I don’t think a comparability study alone will provide sufficient evidence for regulators to conclude that an investigational product is equivalent to a commercial product, and it will require additional process validation and development documentation, which may or may not be occurring simultaneously. It makes sense to me to do this all at the same time for expediency, but there’s always unknown factors that may make expediency less of a priority.
dmb, I agree that surely Flaskworks possesses all of the relevant development documentation for their systems. However, I think the professor was just giving a general answer to a general question, and it does not appear to me to be specifically discussing the Flaskworks’ system, which was previously sold commercially by Corning.
Most of the new closed automated manufacturing systems use single-use consumables, and I think the testing that he discussed was to ensure that no chemical substances leached from the plastic consumables, which is a well-known potential issue. Corning obviously would have done this testing prior to selling their consumables for the Flaskworks system, but it’s unknown if the new supplier (Saint Gobain) can provide the same assurances, or test results, so it’s a good point.
https://www.eppendorf.com/product-media/doc/en/146279/Consumables_White-Paper_026_Consumables_Leachables-Minimizing-Influence-Plastic-Consumables-Laboratory-Workflows.pdf
Thanks for sharing Lykiri. He was a good person to ask, and I would think he knows about the system and process you were describing but because of the vague way the questions were asked, his answers were more general and less specifically helpful, so this is my two cents:
To the first question: Advent is changing a part of the manufacturing process with the Flaskworks system, so they will need to prepare a Comparability Protocol (CP) which s a comprehensive plan that describes the specific tests and validation studies and acceptable limits to be achieved to demonstrate the lack of adverse effects that the Flaskworks system has on the identity, strength, quality, purity, or potency of the final product. So the Regulatory Authorities will approve the manufacturing process changes using the Flaskworks system rather than actually certifying the system itself. If the current process is for an investigational or clinical product, then then the system will only need to comply with the Good Manufacturing Practices for an investigational product.

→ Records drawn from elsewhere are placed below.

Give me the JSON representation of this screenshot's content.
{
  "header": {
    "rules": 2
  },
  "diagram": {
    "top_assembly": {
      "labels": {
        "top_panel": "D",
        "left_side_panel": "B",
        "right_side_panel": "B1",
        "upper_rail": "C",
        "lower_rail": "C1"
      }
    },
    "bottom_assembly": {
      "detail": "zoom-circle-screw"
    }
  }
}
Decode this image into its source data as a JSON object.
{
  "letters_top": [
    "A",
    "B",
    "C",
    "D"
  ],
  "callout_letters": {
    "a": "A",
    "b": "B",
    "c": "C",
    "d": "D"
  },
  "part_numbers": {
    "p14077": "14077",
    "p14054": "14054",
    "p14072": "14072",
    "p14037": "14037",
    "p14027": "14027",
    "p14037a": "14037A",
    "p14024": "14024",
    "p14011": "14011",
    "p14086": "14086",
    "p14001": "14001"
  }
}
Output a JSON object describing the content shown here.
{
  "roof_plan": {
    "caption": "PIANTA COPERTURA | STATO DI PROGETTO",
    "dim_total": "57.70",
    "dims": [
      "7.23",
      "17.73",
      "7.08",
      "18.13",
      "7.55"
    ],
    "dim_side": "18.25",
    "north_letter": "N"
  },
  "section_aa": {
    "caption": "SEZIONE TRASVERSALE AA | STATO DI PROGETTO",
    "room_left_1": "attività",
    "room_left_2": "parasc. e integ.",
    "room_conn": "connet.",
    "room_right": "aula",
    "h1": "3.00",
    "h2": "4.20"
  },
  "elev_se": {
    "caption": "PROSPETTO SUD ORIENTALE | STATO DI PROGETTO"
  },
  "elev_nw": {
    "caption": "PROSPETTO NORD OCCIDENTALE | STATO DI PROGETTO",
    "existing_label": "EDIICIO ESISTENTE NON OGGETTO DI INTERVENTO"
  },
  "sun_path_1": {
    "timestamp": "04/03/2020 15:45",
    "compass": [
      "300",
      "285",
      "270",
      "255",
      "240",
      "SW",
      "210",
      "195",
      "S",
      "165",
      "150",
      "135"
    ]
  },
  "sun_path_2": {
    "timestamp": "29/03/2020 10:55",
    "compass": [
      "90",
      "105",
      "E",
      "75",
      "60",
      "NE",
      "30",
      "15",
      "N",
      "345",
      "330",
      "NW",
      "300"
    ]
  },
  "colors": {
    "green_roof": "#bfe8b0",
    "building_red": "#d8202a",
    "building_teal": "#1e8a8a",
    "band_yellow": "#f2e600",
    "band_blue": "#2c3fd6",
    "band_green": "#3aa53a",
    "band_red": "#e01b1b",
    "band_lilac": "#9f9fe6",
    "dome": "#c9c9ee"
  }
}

To the second question: For the CP, the Regulatory Agencies require data from a minimum of 3 runs (in a row) post process change for comparison, and this is the most common number submitted. However, I would guess that Advent has likely run between 20 to 30 tests prior to the study for Performance Qualification, and to “dial in” the system for Northwest Bio’s product.
To the third question: Often a CP is submitted as part of the MAA or BLA in the CMC section, or later as a post-approval supplement. Irregardless of where Northwest Bio is in the marketing application process, the CP could be submitted on its own, and I believe the Regulatory Agencies have a 60-day window to approve it, but this could be delayed due to Covid backlogs or other more critical issues. The professor raises an issue about the testing of the new EDEN consumables from Saint. Gobain. A comparability study may be required for the new plastic consumables as part of the second Flaskworks’ milestone. This may be why Northwest Bio has not reported the second milestone in the 10-K, as this consumables comparability study may be part of the larger CP, and it would likely be submitted all together, so the second, third, and fourth Flaskworks’ milestones may be recognized together when the CP is approved.